The US markets gave up early gains and ended mostly lower on Friday. Markets made firm start on optimism about economic recovery in the wake of recent strong data on employment and retail sales. But, reports showing a surge in coronavirus infections in several states in America and the World Health Organization's warning that the pandemic is ‘accelerating and the world is in a new and dangerous phase’ unsettled the markets. The Trump administration has declared there will not be another shutdown, but Apple Inc. (AAPL) announced that it is temporarily shuttering stores again in US states where the novel coronavirus cases have been spiking in recent weeks. Texas and Arizona reported record spikes in new cases on Friday. Florida, California, South Carolina and North Carolina were among the other states to report a jump in new cases of virus infections.
The market also reacted to Boston Federal Reserve President Eric Rosengren's remarks that the US economy may not see a fast recovery and that it would need more support from the Fed and Congress. He made these comments in a webcast to the Providence Chamber of Commerce.

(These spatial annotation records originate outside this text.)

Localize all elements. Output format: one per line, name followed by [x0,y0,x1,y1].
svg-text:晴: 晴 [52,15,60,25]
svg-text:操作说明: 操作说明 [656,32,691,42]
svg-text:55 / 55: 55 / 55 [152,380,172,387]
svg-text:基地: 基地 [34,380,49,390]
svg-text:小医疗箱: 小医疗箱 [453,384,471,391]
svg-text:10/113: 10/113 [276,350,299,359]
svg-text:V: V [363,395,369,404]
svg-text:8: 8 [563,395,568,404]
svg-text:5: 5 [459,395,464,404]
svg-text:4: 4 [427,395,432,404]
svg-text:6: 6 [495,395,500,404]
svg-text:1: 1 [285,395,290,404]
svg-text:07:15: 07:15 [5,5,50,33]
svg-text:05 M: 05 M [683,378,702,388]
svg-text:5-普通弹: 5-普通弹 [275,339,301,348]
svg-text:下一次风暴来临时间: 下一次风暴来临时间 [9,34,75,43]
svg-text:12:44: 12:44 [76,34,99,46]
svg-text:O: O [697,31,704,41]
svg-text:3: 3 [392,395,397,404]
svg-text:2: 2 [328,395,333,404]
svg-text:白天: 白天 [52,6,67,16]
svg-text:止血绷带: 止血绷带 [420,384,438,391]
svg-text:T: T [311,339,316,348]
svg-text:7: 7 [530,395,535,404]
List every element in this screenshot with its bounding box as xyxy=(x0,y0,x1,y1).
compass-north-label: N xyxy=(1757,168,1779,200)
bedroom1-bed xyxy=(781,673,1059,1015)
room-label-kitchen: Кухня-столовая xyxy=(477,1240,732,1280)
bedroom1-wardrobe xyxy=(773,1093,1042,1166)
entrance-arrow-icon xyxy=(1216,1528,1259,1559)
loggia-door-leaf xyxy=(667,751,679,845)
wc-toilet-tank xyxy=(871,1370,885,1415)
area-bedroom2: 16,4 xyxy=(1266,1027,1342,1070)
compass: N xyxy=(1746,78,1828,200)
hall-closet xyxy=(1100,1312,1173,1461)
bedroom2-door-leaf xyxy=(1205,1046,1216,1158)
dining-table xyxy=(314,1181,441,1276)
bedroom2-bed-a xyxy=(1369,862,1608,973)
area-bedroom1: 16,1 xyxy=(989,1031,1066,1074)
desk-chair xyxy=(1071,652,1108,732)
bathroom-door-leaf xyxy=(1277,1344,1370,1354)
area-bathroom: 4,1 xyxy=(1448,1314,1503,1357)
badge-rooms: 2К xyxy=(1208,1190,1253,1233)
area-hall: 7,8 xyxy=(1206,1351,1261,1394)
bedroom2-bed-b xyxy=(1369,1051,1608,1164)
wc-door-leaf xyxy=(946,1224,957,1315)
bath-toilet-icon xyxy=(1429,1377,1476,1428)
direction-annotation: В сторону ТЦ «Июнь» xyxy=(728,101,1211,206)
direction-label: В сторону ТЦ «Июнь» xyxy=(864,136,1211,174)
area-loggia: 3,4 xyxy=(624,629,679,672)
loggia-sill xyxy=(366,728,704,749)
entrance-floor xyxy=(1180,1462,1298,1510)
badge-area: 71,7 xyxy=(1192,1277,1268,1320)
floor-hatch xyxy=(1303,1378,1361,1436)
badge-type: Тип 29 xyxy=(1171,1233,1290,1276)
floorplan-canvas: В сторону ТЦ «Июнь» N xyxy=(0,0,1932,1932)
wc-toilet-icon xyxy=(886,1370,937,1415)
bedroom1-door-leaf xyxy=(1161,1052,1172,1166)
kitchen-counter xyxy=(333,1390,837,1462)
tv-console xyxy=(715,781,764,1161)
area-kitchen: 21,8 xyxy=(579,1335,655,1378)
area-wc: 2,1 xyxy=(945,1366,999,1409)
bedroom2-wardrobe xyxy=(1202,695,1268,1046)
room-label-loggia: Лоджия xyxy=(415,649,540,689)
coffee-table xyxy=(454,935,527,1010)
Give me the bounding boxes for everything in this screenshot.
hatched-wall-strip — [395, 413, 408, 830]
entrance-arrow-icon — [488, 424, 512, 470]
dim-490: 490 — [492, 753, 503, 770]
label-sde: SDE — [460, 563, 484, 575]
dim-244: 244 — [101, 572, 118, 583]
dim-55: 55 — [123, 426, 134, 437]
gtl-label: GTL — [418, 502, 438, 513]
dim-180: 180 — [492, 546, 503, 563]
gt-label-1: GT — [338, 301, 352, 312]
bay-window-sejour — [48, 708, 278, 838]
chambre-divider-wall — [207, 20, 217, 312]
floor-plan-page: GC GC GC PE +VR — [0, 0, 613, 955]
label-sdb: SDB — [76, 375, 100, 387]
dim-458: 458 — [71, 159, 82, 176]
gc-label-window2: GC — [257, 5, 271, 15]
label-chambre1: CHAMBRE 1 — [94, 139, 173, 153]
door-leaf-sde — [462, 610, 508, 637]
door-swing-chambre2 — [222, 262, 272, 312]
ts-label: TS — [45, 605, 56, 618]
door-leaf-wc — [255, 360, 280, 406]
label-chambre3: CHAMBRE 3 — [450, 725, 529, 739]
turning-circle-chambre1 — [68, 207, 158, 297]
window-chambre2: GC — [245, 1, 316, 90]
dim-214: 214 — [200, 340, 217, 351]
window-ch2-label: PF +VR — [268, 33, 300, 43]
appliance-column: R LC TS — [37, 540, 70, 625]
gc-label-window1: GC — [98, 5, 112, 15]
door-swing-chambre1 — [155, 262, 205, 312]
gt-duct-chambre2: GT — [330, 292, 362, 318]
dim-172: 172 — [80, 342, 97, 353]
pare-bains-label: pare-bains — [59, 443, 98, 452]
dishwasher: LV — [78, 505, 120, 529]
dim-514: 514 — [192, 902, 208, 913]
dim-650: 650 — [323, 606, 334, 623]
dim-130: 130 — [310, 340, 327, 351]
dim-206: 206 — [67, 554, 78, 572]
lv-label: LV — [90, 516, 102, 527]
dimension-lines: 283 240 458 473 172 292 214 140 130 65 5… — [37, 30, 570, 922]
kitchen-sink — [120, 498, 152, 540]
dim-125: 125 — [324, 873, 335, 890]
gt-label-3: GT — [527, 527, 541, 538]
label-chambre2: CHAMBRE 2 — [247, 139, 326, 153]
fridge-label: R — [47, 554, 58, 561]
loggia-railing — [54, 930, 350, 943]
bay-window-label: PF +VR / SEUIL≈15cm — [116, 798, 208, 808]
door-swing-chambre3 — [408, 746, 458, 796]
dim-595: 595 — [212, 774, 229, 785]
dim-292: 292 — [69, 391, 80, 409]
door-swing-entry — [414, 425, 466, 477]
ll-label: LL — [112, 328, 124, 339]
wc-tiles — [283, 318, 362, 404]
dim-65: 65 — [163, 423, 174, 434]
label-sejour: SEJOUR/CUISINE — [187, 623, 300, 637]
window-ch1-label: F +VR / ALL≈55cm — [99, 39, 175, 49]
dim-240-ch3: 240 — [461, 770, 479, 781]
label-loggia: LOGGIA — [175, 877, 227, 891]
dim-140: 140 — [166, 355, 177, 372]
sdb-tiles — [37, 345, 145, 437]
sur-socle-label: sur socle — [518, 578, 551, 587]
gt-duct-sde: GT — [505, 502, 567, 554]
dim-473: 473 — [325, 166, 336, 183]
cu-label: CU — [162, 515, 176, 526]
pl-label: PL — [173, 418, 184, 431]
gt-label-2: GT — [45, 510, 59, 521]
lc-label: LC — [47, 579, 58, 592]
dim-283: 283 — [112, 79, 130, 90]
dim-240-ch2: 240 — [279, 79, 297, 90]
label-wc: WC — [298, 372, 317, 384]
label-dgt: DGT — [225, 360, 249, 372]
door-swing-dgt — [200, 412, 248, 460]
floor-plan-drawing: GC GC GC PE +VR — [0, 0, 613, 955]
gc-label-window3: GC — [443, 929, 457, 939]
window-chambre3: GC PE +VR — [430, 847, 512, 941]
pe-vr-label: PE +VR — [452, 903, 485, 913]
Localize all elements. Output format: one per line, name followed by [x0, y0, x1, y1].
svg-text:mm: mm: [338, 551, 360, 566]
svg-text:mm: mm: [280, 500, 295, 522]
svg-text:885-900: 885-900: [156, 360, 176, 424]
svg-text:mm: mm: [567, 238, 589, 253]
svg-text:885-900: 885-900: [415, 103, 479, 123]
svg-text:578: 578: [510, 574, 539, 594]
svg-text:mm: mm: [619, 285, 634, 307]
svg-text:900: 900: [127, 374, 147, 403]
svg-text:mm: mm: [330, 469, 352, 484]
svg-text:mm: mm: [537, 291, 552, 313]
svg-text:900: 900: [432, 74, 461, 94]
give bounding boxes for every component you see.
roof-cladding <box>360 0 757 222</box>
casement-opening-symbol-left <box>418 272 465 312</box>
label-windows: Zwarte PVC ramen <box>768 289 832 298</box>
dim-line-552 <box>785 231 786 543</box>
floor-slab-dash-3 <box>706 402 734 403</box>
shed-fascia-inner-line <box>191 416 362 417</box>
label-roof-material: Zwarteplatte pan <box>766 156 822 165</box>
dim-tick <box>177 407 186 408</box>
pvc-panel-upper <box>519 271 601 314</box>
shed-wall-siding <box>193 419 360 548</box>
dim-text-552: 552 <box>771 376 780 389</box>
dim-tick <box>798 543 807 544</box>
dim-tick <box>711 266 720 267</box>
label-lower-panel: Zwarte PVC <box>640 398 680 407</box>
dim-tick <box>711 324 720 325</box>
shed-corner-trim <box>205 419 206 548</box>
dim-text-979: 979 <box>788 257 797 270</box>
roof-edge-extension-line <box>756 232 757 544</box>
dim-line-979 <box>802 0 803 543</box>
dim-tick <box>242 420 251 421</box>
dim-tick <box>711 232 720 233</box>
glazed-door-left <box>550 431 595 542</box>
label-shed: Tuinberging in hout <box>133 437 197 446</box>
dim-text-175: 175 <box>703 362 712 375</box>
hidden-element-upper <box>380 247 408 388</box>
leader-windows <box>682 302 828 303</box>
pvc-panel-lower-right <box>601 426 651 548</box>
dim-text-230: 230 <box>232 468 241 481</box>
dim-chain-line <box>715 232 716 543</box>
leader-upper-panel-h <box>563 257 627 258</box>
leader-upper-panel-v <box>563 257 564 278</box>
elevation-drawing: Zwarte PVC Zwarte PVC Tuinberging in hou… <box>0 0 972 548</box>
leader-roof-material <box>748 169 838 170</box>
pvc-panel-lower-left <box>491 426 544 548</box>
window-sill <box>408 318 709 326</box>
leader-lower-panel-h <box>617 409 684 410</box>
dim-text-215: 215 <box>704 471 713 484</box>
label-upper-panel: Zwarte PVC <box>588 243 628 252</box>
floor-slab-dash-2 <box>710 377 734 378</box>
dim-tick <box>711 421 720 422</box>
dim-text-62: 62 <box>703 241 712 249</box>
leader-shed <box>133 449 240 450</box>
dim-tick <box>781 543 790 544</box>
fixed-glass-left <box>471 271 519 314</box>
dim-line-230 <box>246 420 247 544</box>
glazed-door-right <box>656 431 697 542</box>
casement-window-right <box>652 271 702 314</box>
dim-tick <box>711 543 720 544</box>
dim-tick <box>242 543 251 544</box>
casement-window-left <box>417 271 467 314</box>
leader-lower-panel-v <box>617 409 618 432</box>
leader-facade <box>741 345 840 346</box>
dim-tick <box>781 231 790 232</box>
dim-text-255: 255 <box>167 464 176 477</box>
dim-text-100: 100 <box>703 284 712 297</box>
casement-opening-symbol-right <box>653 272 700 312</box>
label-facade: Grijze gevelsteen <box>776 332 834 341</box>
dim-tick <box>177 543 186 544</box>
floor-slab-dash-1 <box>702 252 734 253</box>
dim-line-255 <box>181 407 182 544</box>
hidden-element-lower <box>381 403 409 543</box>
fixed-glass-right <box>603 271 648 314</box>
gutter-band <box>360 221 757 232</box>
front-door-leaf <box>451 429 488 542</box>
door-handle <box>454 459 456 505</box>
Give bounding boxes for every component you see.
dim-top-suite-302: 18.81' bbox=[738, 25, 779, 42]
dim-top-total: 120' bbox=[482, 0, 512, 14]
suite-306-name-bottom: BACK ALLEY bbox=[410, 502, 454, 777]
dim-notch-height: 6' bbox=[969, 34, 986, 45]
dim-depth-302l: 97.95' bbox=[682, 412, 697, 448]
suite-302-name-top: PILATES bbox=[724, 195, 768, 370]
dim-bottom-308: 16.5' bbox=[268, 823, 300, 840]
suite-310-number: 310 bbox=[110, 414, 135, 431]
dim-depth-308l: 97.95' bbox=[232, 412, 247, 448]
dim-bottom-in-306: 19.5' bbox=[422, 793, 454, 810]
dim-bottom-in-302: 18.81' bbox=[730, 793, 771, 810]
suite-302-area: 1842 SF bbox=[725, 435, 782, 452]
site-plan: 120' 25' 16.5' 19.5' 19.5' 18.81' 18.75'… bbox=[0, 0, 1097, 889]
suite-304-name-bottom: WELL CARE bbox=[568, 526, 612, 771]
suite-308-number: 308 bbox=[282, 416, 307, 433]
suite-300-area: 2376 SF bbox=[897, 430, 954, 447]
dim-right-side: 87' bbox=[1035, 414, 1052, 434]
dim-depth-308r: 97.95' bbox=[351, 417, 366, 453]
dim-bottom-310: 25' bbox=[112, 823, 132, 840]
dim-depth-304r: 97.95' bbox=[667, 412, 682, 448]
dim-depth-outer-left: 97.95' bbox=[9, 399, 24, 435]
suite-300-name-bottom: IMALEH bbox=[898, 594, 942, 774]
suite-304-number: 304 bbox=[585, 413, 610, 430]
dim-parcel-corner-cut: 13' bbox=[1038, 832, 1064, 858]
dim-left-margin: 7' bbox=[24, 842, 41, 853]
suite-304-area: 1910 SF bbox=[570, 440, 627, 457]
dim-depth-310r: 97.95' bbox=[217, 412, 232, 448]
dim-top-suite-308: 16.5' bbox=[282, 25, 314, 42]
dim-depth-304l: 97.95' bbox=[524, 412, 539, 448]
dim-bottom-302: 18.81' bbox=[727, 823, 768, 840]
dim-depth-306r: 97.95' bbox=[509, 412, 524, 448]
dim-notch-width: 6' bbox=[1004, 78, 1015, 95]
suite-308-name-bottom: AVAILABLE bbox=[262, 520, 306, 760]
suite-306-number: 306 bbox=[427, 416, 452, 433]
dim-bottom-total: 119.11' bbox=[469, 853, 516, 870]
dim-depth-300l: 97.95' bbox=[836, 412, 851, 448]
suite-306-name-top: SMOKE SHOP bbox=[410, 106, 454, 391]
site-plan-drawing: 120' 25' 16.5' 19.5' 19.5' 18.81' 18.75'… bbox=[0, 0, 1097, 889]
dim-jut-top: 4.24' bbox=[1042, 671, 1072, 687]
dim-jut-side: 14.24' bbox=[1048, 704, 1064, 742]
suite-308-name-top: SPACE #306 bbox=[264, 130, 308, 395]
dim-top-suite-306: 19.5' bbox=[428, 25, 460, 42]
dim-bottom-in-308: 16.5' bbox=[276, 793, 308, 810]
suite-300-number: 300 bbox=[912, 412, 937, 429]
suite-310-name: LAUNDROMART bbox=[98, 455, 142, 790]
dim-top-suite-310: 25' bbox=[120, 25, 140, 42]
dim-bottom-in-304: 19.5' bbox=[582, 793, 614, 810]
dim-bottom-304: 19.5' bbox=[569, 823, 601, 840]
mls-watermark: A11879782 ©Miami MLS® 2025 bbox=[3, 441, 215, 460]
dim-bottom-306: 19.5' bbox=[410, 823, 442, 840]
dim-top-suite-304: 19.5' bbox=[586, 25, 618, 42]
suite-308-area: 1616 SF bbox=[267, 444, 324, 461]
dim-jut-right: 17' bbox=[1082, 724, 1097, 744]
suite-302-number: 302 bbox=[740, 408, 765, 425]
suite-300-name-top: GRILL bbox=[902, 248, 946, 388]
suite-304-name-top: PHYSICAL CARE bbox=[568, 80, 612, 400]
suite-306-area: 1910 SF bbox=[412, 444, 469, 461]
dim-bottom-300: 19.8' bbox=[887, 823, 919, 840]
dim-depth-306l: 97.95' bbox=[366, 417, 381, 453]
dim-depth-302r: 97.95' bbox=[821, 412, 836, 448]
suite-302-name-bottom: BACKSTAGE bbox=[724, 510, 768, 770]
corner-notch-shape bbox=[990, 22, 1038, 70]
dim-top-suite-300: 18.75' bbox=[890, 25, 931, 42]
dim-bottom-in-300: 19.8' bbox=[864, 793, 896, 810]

Rosengren said ‘Unemployment remains very high, and because of the continued community spread of the disease and the acceleration of new cases in many states, I expect the economic rebound in the second half of the year to be less than was hoped for at the outset of the pandemic’. On the economic data front, the US current-account deficit, a measure of the nation’s debt to other countries, slipped 0.1% in the first quarter. The current-account deficit fell to $104.2 billion from a revised $104.3 billion in the 2019 fourth quarter. The small decline reflected a lower trade deficit in goods.
Dow Jones Industrial Average fell 208.64 points or 0.8 percent to 25,871.46 and S&P 500 dropped 17.6 points or 0.56 percent to 3,097.74, while Nasdaq was up by 3.07 points or 0.03 percent 9,946.12.